Wedding Photographer Cotehele — National Trust Medieval Manor, the Tamar Valley and Cotehele Quay
Cotehele is one of the least altered medieval manor houses in England — a National Trust property above the Tamar valley in Cornwall near Calstock, whose Great Hall (with its original armour and weapons displayed as in the fifteenth century), the Tudor courtyard and the terraced garden above the Tamar estuary have remained in essentially unchanged form since the house was built for the Edgcumbe family between 1485 and 1539. For Cotehele wedding photography, the house’s medieval granite fabric, the chapel with its original clock (one of the oldest in England), the medieval deer park above the valley and the romantic descent to Cotehele Quay below on the tidal Tamar provide a portrait setting of mediaeval and Victorian-industrial contrast that is entirely unlike any other National Trust property in the South West.

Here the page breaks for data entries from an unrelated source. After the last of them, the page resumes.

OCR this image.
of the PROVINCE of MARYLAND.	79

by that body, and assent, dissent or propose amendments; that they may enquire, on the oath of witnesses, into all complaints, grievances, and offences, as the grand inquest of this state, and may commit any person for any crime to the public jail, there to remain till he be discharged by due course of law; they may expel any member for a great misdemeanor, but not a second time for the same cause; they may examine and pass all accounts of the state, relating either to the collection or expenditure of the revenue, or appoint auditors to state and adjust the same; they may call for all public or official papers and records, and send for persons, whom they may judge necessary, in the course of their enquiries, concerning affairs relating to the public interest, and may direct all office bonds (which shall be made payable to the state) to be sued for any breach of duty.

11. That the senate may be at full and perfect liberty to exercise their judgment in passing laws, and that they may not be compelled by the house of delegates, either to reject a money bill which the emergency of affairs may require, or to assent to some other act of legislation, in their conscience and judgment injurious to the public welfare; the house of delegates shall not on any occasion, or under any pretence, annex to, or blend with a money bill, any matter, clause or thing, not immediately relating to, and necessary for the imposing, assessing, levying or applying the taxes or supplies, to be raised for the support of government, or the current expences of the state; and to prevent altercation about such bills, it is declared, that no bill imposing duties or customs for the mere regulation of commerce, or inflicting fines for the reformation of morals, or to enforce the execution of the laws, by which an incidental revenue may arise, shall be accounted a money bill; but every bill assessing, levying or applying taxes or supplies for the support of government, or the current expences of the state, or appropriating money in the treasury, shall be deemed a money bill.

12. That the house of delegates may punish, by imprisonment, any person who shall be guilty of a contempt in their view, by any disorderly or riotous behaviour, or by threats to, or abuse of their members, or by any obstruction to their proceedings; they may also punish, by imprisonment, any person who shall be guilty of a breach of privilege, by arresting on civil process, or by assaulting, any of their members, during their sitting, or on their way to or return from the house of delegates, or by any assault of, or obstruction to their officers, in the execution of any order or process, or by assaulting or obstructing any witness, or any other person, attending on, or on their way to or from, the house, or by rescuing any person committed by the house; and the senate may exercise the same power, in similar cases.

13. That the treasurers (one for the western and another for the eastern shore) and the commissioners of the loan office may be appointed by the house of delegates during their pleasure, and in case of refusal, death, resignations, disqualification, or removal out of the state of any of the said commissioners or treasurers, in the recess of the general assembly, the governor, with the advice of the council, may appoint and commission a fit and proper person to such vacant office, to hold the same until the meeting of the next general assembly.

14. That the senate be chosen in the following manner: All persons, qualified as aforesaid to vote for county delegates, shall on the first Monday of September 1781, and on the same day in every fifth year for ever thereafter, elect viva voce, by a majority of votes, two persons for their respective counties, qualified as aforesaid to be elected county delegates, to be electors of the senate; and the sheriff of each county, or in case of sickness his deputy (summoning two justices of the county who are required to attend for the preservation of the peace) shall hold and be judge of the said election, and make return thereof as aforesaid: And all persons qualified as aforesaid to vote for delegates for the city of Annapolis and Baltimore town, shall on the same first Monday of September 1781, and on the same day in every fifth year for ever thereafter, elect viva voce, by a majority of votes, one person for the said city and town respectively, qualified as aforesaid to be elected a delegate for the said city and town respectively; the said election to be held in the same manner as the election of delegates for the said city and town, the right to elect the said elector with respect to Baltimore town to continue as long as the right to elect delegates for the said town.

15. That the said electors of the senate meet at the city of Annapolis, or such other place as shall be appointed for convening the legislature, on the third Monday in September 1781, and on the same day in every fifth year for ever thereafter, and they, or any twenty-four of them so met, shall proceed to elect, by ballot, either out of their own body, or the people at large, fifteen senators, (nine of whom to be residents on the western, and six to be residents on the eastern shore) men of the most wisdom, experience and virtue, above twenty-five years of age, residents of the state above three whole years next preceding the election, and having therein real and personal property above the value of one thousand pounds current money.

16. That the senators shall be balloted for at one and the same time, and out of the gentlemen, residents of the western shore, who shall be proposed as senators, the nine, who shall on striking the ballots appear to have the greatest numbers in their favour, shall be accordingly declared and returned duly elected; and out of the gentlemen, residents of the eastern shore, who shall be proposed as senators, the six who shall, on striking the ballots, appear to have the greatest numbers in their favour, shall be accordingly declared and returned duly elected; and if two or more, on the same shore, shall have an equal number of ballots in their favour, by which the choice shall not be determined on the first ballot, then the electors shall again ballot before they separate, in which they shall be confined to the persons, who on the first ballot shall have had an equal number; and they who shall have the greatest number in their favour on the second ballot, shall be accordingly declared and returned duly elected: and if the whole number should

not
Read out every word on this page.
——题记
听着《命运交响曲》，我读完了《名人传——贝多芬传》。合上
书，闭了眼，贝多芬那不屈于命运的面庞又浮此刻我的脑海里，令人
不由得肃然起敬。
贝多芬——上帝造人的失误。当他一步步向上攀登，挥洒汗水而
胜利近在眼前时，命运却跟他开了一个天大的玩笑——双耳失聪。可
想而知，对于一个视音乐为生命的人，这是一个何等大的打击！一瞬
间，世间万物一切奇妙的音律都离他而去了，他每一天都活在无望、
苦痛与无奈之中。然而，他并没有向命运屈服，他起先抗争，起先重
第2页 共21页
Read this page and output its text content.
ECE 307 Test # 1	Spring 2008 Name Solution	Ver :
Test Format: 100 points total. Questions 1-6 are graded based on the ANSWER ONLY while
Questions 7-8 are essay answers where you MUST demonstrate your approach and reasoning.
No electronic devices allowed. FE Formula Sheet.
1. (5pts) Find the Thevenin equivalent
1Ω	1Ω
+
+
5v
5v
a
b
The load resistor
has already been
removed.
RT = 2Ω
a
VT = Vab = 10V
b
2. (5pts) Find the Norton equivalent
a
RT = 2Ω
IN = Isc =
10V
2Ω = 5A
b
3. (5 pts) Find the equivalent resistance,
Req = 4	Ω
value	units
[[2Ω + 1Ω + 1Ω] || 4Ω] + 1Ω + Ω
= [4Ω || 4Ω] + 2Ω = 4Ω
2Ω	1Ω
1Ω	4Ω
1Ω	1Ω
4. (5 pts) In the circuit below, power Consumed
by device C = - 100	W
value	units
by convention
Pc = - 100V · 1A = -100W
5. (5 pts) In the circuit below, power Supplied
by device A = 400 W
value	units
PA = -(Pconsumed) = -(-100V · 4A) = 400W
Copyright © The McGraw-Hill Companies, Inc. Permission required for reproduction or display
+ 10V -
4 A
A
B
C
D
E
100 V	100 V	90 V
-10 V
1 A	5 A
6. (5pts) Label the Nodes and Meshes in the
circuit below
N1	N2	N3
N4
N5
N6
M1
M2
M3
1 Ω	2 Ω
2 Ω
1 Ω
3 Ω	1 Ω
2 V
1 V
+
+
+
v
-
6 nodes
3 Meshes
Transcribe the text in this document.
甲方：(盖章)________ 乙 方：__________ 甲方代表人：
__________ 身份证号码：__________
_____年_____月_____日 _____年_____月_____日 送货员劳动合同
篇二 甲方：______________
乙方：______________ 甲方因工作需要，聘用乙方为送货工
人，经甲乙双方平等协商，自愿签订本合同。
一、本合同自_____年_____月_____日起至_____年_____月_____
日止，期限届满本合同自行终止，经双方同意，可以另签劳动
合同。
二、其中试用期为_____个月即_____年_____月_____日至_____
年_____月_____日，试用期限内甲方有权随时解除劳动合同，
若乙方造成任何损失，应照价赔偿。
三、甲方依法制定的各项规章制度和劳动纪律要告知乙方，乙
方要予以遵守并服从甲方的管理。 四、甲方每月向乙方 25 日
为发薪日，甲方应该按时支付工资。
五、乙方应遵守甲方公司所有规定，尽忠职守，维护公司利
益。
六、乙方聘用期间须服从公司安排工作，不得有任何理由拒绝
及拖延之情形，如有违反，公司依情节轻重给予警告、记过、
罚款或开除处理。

The Great Hall, the Tudor Courtyard and the Chapel
Cotehele’s Great Hall — the medieval hall range with its original timber roof, the armour and weapons hung as period display on the walls and the heavy Tudor furnishings throughout — provides an interior portrait setting of extreme medieval character: the low light, the strong chiaroscuro of the armour against the stone walls and the massive timber roof trusses overhead create portrait compositions of powerful historical atmosphere. The inner courtyard — enclosed by the granite hall, the solar range and the domestic service wing — provides an enclosed exterior portrait space of medieval domestic character whose granite walls and the winter jasmine growing over the south range provide seasonal textural richness. The Chapel’s fourteenth-century interior (with its original clock mechanism of 1485 — one of the earliest surviving mechanical clocks in England) provides the most historically poignant interior space on the estate.
The Cotehele Garden, the Tamar Valley and Cotehele Quay
Cotehele’s terraced garden above the valley — a sequence of planted terraces descending from the formal garden beside the house through a meadow orchard to the valley below, with a medieval stewpond, a Victorian domed dovecote and the ancient summerhouse above the Tamar viewpoint — provides a garden portrait sequence of exceptional historical and botanical interest. The descent from the estate to Cotehele Quay below traverses ancient coppice woodland of particular atmospheric quality, arriving at the Victorian quayside where the National Trust’s restored Tamar sailing barge Shamrock is moored at the restored lime kiln quay. The Tamar valley from the quay — the tidal estuary between Devon and Cornwall with its wooded sides and the Kit Hill granite summit above Callington in the background — provides one of the most beautiful river portrait settings in the South West.